California's DNA Testing Procedures Questioned by the U.S. Supreme Court - Protect Your Sixth Amendment Rights
In 2007, the California Supreme Court held that a DNA expert could testify about evidence from a test he or she did not perform. (People v. Geier (2007) 41 Cal.4th 555). This state has followed a long established practice where supervisors testify about lab tests, instead of technicians who actually tested forensic evidence.
However, the validity of the California decision has been questioned by the 2008 United States Supreme Court’s ruling, which held that a defendant had a right to demand live testimony at trial from crime lab technicians who actually performed their tests. (Melendez-Diaz v. Massachusetts (2008) 129 S. Ct. 2527). In particular, the Court has ruled that a trial court violated defendant's rights under the Sixth Amendment during his trial on a charge alleging that he distributed cocaine, when it admitted certificates signed by state laboratory analysts which stated that material police seized was cocaine because the certificates fell within core class of testimonial statements covered by Confrontation Clause.
The Court’s decision was the latest test of a defendant’s Sixth Amendment right to be “confronted with the witnesses against him.” The Confrontation clause was revived in 2004 when the justices rejected a prosecutor’s use of an absent witness’ tape-recorded statement to the police. Justice Scalia writing for the majority of the Court emphasized that when testimonial evidence is at issue, the Constitution gives the defendant a right to confront and to cross-examine the witness. (Crawfowd v. Washington (2004) 541 U.S. 36).

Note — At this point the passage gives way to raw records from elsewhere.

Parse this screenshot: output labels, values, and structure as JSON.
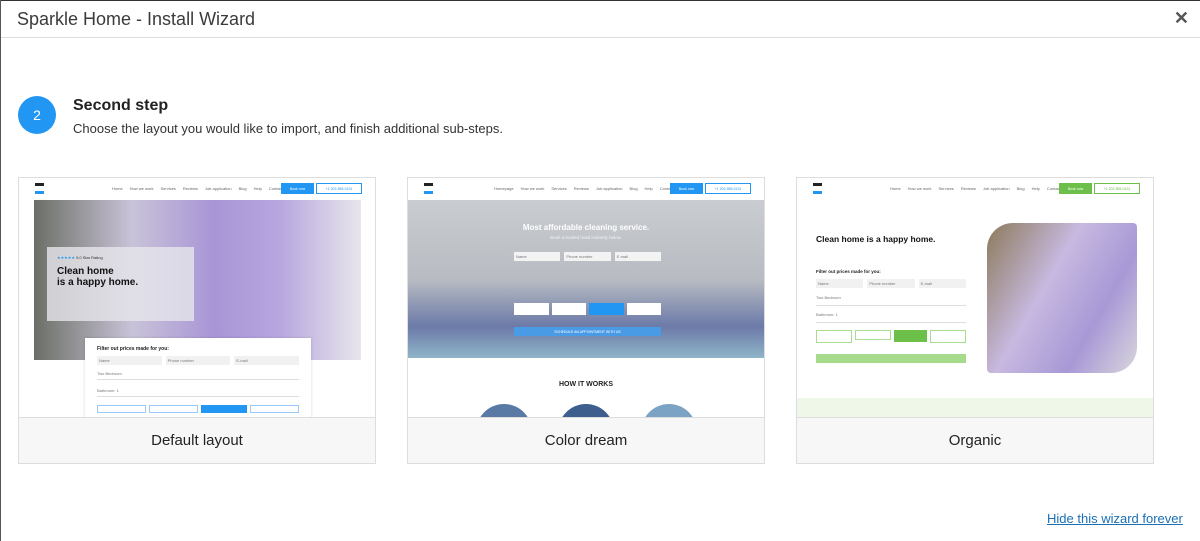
{
  "window": {
    "title": "Sparkle Home - Install Wizard",
    "close_icon": "close-icon"
  },
  "step": {
    "number": "2",
    "title": "Second step",
    "subtitle": "Choose the layout you would like to import, and finish additional sub-steps.",
    "accent": "#2196f3"
  },
  "layouts": [
    {
      "label": "Default layout",
      "accent": "#2196f3",
      "nav": [
        "Home",
        "How we work",
        "Services",
        "Reviews",
        "Job application",
        "Blog",
        "Help",
        "Contact"
      ],
      "book": "Book now",
      "phone": "+1 202-555-0131",
      "rating": "5.0 Star Rating",
      "headline1": "Clean home",
      "headline2": "is a happy home.",
      "filter": "Filter out prices made for you:",
      "fields": [
        "Name",
        "Phone number",
        "E-mail"
      ],
      "slider1": "Two Bedroom",
      "slider2": "Bathroom: 1"
    },
    {
      "label": "Color dream",
      "accent": "#2196f3",
      "nav": [
        "Homepage",
        "How we work",
        "Services",
        "Reviews",
        "Job application",
        "Blog",
        "Help",
        "Contact"
      ],
      "book": "Book now",
      "phone": "+1 202-555-0131",
      "headline": "Most affordable cleaning service.",
      "sub": "Book a trusted maid instantly below.",
      "fields": [
        "Name",
        "Phone number",
        "E-mail"
      ],
      "cta": "SCHEDULE AN APPOINTMENT WITH US",
      "section": "HOW IT WORKS"
    },
    {
      "label": "Organic",
      "accent": "#6cc04a",
      "nav": [
        "Home",
        "How we work",
        "Services",
        "Reviews",
        "Job application",
        "Blog",
        "Help",
        "Contact"
      ],
      "book": "Book now",
      "phone": "+1 202-555-0131",
      "headline": "Clean home is a happy home.",
      "filter": "Filter out prices made for you:",
      "fields": [
        "Name",
        "Phone number",
        "E-mail"
      ],
      "slider1": "Two Bedroom",
      "slider2": "Bathroom: 1"
    }
  ],
  "footer": {
    "hide_link": "Hide this wizard forever"
  }
}
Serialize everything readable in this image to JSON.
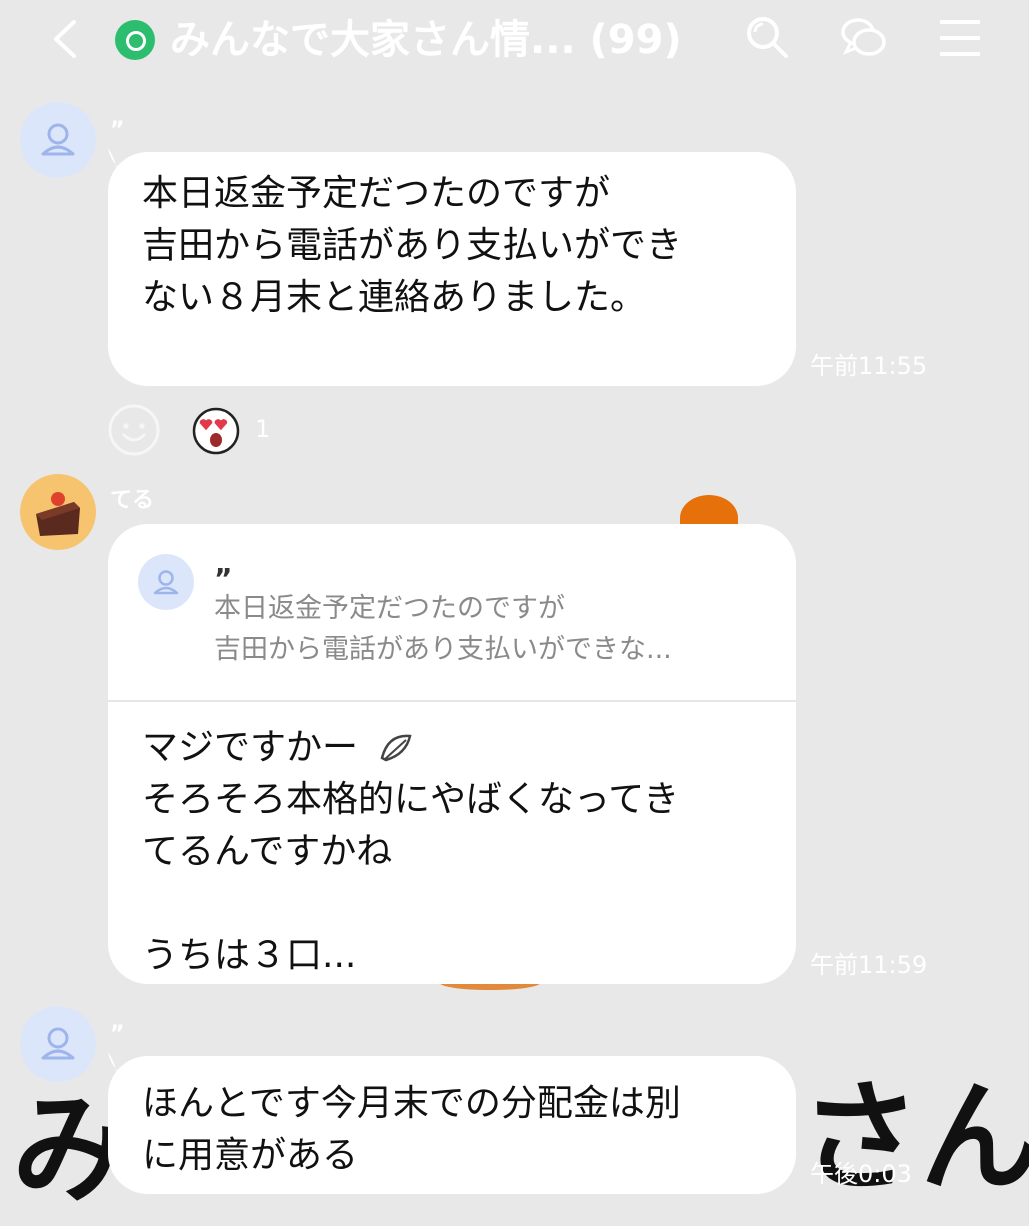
{
  "header": {
    "title": "みんなで大家さん情... (99)",
    "icons": [
      "back-icon",
      "group-icon",
      "search-icon",
      "chat-icon",
      "menu-icon"
    ]
  },
  "messages": [
    {
      "sender": "”",
      "text": "本日返金予定だつたのですが\n吉田から電話があり支払いができ\nない８月末と連絡ありました。",
      "time": "午前11:55",
      "reaction_count": "1"
    },
    {
      "sender": "てる",
      "quote_sender": "”",
      "quote_text": "本日返金予定だつたのですが\n吉田から電話があり支払いができな...",
      "text": "マジですかー\nそろそろ本格的にやばくなってき\nてるんですかね\n\nうちは３口...",
      "time": "午前11:59"
    },
    {
      "sender": "”",
      "text": "ほんとです今月末での分配金は別\nに用意がある",
      "time": "午後0:03"
    }
  ],
  "watermark": {
    "left": "み",
    "right": "さん"
  },
  "colors": {
    "background": "#e8e8e8",
    "bubble": "#ffffff",
    "group_badge": "#2dbd6e",
    "avatar_default": "#dce6fb",
    "avatar_cake": "#f6c46f"
  }
}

Since then, the Supreme Court has issued opinions clarifying what qualifies as testimonial evidence. Three years ago, the Supreme Court has found that a recorded 911 call for help was not testimony, and, therefore, the words could be played for the jury if the victim were missing. At the same time, a police officer’s crime-scene interview with an abused spouse was like testimony, and could not be introduced as evidence if she failed to testify. (Davis v. Washington (2006) 547 U.S. 813).